Even if undocumented immigrants don’t have to fear deportation, they still tend to have little job security and might still be reluctant to report unsafe conditions so as not to antagonize employers. Moreover, a lack of training and language barriers mean many workers don’t know what kind of safety regulations are mandatory, according to workers and activists.

New York State requires all construction workers to complete a 10-hour safety training by the Occupational Safety and Health Administration (OSHA), and its controversial Scaffold Law holds employers accountable for all fall-related injuries on their sites—regardless of whether they were actually at fault.

But while the laws are strict, enforcement is lacking. OSHA, the government body responsible for ensuring safe working conditions, is notoriously understaffed, leaving many sites uninspected. Moreover, its fines and temporary work-stop orders often do little to deter bad behavior and OSHA’s list of repeat offenders is long. According to activists, a flourishing black market for fake OSHA-10 training certificates has sprung up. A report by the advocacy group Public Citizen found that 72 percent of construction-site deaths in New York City in 2011 and 2012 occurred on sites where workers had not participated in state-approved safety training.

NGOs have filled some of that vacuum. The Brooklyn-based Worker’s Justice Project, for example, acts as a kind of union surrogate for immigrants, offering OSHA-10 classes, conducting safety audits of sites and bargaining with employers to ensure workers receive adequate wages. Ligia Guallpa, the daughter of a former construction worker who immigrated from Ecuador, runs the NGO out of a shipping container turned makeshift office in Bensonhurst. She is currently arranging legal help for Pablo, who hopes to be compensated for his injuries.
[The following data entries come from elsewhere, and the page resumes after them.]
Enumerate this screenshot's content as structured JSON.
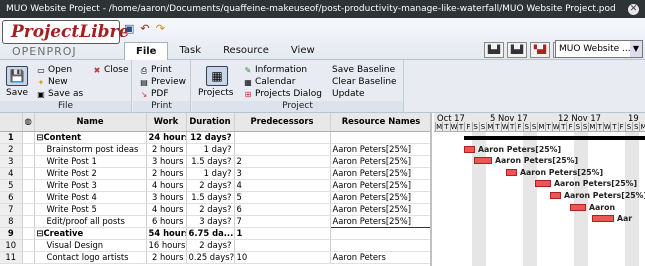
{
  "window": {
    "title": "MUO Website Project - /home/aaron/Documents/quaffeine-makeuseof/post-productivity-manage-like-waterfall/MUO Website Project.pod *"
  },
  "logo": {
    "main": "ProjectLibre",
    "sub": "OPENPROJ"
  },
  "tabs": [
    "File",
    "Task",
    "Resource",
    "View"
  ],
  "project_select": "MUO Website ...",
  "ribbon": {
    "file": {
      "label": "File",
      "save": "Save",
      "open": "Open",
      "close": "Close",
      "new": "New",
      "save_as": "Save as"
    },
    "print": {
      "label": "Print",
      "print": "Print",
      "preview": "Preview",
      "pdf": "PDF"
    },
    "project": {
      "label": "Project",
      "projects": "Projects",
      "information": "Information",
      "calendar": "Calendar",
      "projects_dialog": "Projects Dialog",
      "save_baseline": "Save Baseline",
      "clear_baseline": "Clear Baseline",
      "update": "Update"
    }
  },
  "table": {
    "columns": [
      "Name",
      "Work",
      "Duration",
      "Predecessors",
      "Resource Names"
    ],
    "rows": [
      {
        "n": "1",
        "name": "Content",
        "work": "24 hours",
        "duration": "12 days?",
        "pred": "",
        "res": "",
        "summary": true
      },
      {
        "n": "2",
        "name": "Brainstorm post ideas",
        "work": "2 hours",
        "duration": "1 day?",
        "pred": "",
        "res": "Aaron Peters[25%]"
      },
      {
        "n": "3",
        "name": "Write Post 1",
        "work": "3 hours",
        "duration": "1.5 days?",
        "pred": "2",
        "res": "Aaron Peters[25%]"
      },
      {
        "n": "4",
        "name": "Write Post 2",
        "work": "2 hours",
        "duration": "1 day?",
        "pred": "3",
        "res": "Aaron Peters[25%]"
      },
      {
        "n": "5",
        "name": "Write Post 3",
        "work": "4 hours",
        "duration": "2 days?",
        "pred": "4",
        "res": "Aaron Peters[25%]"
      },
      {
        "n": "6",
        "name": "Write Post 4",
        "work": "3 hours",
        "duration": "1.5 days?",
        "pred": "5",
        "res": "Aaron Peters[25%]"
      },
      {
        "n": "7",
        "name": "Write Post 5",
        "work": "4 hours",
        "duration": "2 days?",
        "pred": "6",
        "res": "Aaron Peters[25%]"
      },
      {
        "n": "8",
        "name": "Edit/proof all posts",
        "work": "6 hours",
        "duration": "3 days?",
        "pred": "7",
        "res": "Aaron Peters[25%]"
      },
      {
        "n": "9",
        "name": "Creative",
        "work": "54 hours",
        "duration": "6.75 da...",
        "pred": "1",
        "res": "",
        "summary": true
      },
      {
        "n": "10",
        "name": "Visual Design",
        "work": "16 hours",
        "duration": "2 days?",
        "pred": "",
        "res": ""
      },
      {
        "n": "11",
        "name": "Contact logo artists",
        "work": "2 hours",
        "duration": "0.25 days?",
        "pred": "10",
        "res": "Aaron Peters"
      }
    ]
  },
  "gantt": {
    "weeks": [
      "Oct 17",
      "5 Nov 17",
      "12 Nov 17",
      "19"
    ],
    "days": [
      "M",
      "T",
      "W",
      "T",
      "F",
      "S",
      "S",
      "M",
      "T",
      "W",
      "T",
      "F",
      "S",
      "S",
      "M",
      "T",
      "W",
      "T",
      "F",
      "S",
      "S",
      "M",
      "T",
      "W",
      "T",
      "F",
      "S",
      "S",
      "M"
    ],
    "labels": [
      "Aaron Peters[25%]",
      "Aaron Peters[25%]",
      "Aaron Peters[25%]",
      "Aaron Peters[25%]",
      "Aaron Peters[25%]",
      "Aaron",
      "Aar"
    ]
  }
}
But NGOs still only reach a fraction of the workforce. In order to ensure safe conditions for all workers, stricter laws and public oversight are needed, activists argue. NYCOSH’s 2014 report on workplace deaths calls for an increase in the number of public safety inspectors and a minimum $50,000 fine for any safety violation that causes the death of a worker.

In the meantime, many undocumented immigrants are trapped with two bad choices: complain about unsafe conditions and risk getting fired, or keep working and risk a potentially devastating injury. Jose, a 31-year-old undocumented immigrant from Ecuador, chose the former option and hasn’t regretted it.

Jose spent the past spring installing floors in a high-rise luxury condo building in downtown Manhattan. He recalls carrying heavy plywood planks on the building’s 23rd floor, trying not to trip over the numerous nails sticking out of the scaffolding. He says he was given a harness, but it wasn’t connected to anything.

He repeatedly complained to his employer about the unsafe working conditions, but his co-workers, mainly undocumented immigrants, were loath to join him. “Of course they wouldn’t speak up. Whenever workers started to argue our employer would threaten to fire them and tell them there were many other people that wanted the job,” he said.

Eventually Jose decided to quit the job and has since found a safer construction job on Long Island. “I had arguments with the employer and the foreman. I told them that I’m not their slave and that I’m here to work safely,” he recalled. “I was lucky I didn’t get injured before I left.”